Thursday, January 16, 2020

Surly

So it's colonoscopy time again next week, and I'm surly about it. I don't mind the procedure. I even enjoyed the first one -- or was interested by it, anyway -- because they didn't put me under and I could watch my insides on the monitor. The procedure is fine. What makes me grumpy is a) it's a hideously expensive and elaborate test without a large likelihood of return on investment, and b) it disrupts my painfully-arrived at diet for a whole week, forcing me to choose less healthy foods. No seeds, no nuts, no whole grains. So my breakfast oatmeal, with chopped nuts, is out of bounds. Replaced it with home fries this morning. The quarter cup of peanuts I eat in the afternoon I guess gets replaced by a couple tablespoons of creamy peanut butter: I'll need to go buy some today. And the flax seeds I chew in the evening are of course out. For a week. To reduce the chances of an early exit by colon cancer by half a percent, or whatever it is, while taking the small but severe risks of bowel perforation, bad anesthesia outcomes, and hospital-sourced infections.

The only real reason I'm going ahead and doing it is to convince my doctor that, although I won't take steroids, I'm really a good little patient who usually does what he's told. And the only real reason I want to stay on good terms with my doctor is that if I'm dying in pain I'll want opiates, and the physicians' guild holds the monopoly on them. Simple as that.

Among the many ironies of my life is that politically I'm dedicated to universal health care that, in my own person, I don't particularly want. I would far rather go without health insurance. Much of modern American health care, and especially the expensive parts of it, I would gladly forgo. I want the vaccines; I want the emergency trauma care. I want the check-ups. But I don't want a heart transplant. I'm not excited about dragging out my potential cancer death or cardiac failure, and I have no interest whatever in spending much time in the sleepless disease-vector boxes that are modern hospitals. God. TVs on all the time, lights never more than half-off, and never a let-up in the goddamned noise; I'd rather sleep on the street than in a hospital. Drug me if I'm in pain and let me die already.

I love medical science. I love being able to look things up and nose around in research articles. Medical science is wonderful. I'm not one of those people who bitch about "Western Medicine" per se, or who thinks alternative medicine is fabulous. But our peculiar three-player medical delivery system, in which all the money extracted has to flow through an insurance company before it reaches any caregiver, and runs through multiple curtains of obfuscation and profit-taking before it gets there, does not thrill me. And it would be lovely if I had somehow had back some of the $500 to $800 per month I've been paying, decade after decade, for medical services probably worth $5,000 in total. Seriously: it's hundreds of thousands of dollars I've paid into this system. I could find a use for a few hundred thousand extra dollars.

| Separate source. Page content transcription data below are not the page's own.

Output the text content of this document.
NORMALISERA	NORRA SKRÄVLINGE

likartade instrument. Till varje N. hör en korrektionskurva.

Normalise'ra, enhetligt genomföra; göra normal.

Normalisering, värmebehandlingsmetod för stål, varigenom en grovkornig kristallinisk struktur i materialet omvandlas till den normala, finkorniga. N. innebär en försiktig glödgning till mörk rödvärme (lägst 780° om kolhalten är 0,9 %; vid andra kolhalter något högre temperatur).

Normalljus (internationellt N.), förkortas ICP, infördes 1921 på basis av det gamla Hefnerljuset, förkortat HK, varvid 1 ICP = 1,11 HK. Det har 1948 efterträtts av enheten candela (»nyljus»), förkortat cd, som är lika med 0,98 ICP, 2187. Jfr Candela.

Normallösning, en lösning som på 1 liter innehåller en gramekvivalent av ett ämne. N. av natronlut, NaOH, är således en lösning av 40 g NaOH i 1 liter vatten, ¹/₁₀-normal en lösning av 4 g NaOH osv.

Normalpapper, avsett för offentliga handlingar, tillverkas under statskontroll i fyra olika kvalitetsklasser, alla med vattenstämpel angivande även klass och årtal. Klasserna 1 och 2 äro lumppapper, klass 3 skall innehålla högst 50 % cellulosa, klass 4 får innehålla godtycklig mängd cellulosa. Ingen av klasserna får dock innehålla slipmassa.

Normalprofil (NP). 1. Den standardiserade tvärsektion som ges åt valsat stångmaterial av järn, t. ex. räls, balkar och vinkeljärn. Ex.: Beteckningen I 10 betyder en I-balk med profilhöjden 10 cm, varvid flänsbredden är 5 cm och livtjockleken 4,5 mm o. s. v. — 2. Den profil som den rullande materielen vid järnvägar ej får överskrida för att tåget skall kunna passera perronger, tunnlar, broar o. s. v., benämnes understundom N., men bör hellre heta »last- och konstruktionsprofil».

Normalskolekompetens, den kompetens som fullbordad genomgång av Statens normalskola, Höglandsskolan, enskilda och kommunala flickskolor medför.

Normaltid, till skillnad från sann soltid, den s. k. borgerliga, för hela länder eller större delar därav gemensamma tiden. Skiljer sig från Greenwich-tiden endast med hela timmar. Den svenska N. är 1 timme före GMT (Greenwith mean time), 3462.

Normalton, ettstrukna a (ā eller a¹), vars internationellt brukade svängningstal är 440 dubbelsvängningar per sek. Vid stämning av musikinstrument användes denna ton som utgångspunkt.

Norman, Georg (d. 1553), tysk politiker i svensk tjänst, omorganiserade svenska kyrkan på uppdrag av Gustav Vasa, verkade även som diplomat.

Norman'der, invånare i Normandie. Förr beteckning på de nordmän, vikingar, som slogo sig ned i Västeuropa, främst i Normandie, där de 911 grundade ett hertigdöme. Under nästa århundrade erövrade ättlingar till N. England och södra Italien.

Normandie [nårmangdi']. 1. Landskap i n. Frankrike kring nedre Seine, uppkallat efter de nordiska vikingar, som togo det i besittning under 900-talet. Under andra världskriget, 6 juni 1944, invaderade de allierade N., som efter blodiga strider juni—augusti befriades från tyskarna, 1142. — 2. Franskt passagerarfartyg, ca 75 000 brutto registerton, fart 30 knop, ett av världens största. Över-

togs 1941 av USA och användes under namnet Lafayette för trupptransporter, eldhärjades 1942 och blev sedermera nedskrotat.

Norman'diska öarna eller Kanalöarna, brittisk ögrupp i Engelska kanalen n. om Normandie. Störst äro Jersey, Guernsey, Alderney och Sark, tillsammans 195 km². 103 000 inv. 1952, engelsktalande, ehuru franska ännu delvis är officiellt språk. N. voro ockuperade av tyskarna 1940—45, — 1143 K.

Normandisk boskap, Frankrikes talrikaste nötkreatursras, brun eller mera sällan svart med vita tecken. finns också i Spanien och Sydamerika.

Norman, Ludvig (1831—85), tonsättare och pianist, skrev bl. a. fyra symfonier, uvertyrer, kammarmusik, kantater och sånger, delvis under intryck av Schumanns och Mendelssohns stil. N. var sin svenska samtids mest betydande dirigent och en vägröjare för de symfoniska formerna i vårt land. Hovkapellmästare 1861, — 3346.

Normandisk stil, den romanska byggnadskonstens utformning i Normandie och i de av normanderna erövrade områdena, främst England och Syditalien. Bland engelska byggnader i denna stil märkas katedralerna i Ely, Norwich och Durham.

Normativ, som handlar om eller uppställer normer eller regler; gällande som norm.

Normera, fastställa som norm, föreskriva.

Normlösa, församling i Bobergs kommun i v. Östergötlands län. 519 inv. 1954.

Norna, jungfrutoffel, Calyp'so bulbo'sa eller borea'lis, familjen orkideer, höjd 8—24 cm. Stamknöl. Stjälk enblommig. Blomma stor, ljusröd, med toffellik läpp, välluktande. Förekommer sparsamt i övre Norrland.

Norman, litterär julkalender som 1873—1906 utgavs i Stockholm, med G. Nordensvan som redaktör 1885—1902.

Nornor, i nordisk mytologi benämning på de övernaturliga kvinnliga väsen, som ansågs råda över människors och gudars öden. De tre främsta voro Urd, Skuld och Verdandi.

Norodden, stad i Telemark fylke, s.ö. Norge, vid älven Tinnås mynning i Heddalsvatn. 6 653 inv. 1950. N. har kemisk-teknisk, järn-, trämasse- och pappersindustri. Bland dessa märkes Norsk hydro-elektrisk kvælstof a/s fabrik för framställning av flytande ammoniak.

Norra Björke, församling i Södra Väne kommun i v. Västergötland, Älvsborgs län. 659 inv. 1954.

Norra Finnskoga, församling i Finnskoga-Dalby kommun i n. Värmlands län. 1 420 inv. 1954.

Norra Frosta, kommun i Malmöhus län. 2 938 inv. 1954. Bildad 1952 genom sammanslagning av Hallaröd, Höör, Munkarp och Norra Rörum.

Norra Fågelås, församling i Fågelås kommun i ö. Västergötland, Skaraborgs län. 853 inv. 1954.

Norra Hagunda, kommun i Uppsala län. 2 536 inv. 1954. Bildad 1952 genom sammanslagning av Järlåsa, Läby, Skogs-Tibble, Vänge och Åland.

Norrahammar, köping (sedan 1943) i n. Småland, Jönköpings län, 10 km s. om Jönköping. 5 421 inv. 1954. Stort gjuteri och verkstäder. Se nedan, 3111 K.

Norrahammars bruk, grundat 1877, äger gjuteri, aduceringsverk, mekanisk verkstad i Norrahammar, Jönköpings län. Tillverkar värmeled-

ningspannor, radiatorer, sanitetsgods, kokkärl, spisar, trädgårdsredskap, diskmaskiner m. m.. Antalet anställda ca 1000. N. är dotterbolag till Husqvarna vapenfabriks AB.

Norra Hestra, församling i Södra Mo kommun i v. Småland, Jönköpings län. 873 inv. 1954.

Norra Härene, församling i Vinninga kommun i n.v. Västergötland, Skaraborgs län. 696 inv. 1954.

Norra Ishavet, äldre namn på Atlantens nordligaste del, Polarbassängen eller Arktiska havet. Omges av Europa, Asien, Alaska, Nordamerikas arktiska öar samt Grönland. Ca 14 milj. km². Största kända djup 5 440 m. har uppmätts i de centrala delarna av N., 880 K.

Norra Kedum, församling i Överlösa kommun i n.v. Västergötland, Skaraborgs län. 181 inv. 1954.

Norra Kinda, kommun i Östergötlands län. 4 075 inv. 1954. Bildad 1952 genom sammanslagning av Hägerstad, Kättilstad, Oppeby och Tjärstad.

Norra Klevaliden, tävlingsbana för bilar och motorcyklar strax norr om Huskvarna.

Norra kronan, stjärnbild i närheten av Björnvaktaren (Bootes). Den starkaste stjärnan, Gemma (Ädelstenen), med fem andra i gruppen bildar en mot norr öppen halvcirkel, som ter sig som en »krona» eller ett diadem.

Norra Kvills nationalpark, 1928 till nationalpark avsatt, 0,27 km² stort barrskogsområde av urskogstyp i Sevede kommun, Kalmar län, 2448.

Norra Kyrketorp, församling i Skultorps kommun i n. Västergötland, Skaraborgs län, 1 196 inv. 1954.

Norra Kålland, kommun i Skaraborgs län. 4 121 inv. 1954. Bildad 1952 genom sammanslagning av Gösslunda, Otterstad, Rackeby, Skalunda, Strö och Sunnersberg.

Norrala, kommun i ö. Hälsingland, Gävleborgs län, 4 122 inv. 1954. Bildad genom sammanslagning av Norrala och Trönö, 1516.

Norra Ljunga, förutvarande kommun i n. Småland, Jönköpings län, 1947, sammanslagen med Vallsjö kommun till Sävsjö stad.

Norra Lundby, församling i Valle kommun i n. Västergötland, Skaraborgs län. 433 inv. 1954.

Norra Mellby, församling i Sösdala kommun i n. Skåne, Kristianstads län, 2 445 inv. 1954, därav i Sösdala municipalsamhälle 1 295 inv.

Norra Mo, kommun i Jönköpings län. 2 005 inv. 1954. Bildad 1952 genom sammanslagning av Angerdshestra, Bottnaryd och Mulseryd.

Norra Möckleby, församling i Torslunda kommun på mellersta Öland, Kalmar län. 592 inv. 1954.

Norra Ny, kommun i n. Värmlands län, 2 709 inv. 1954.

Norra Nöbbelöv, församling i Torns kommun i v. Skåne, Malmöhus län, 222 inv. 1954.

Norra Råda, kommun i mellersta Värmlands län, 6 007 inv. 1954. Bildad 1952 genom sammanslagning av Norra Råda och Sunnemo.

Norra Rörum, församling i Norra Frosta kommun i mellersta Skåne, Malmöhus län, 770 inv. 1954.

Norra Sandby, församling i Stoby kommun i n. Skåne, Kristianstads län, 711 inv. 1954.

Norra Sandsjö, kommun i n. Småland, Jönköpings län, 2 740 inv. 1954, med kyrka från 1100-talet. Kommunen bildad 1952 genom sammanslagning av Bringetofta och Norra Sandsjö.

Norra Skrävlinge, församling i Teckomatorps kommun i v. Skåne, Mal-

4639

I probably won't post this: there's not really any point, and it sounds too like a certain sort of right-wing yapping that I don't want to encourage. I'm not thinking clearly enough, perhaps, about all the unknown unknowns. The number of ills that can befall a person is truly astonishing, and I might well wake up grateful in a hospital bed tomorrow morning.

But I am still surly. Even if the scrambled eggs and home fries this morning made really a nice change from boiled eggs and oatmeal. I just want everything to hold still long enough to lose that goddamn inch or two from my waist. I don't want to spend my time chasing rather remote chances of colon disease when I'm staring down the barrel of quite likely cardiovascular disease. Living long enough to get colon cancer would really be something of a feat, given my history and my family history. Something I could be proud of.

2 comments:

Sabine said...

If it would be a less intrusive procedure without the yuk prep day, would you still feel the same about it?
I am due my 9th colonoscopy this spring and my dislike and disgust is increasing, dramatically. An exercise in staying calm and giving in.

Dale said...

I don't really care about the intrusiveness at all. And I wouldn't even mind the yuk prep day all that much, if that was all there was to it. The two things I really mind are changing my diet for a week -- when I've worked so hard so long to find something that works for me, to get thrown off it for a week is so discouraging -- and knowing that it's billed somewhere for a large sum of money, even if I'm not the person who pays that particular bill (I just pay my share of so many people paying for similar bills.) Or, backing off to a slightly longer perspective, I just feel powerless. I mean, I could simply not have the colonoscopy done: that would be easy. But I'm still paying for it, basically, because my insurance covers it, and I'm paying for my insurance. And there's no easy way to negotiate that. I can't just walk away, because without the medical establishment the pharmacopia is closed to me. They do have stuff I want, sometimes.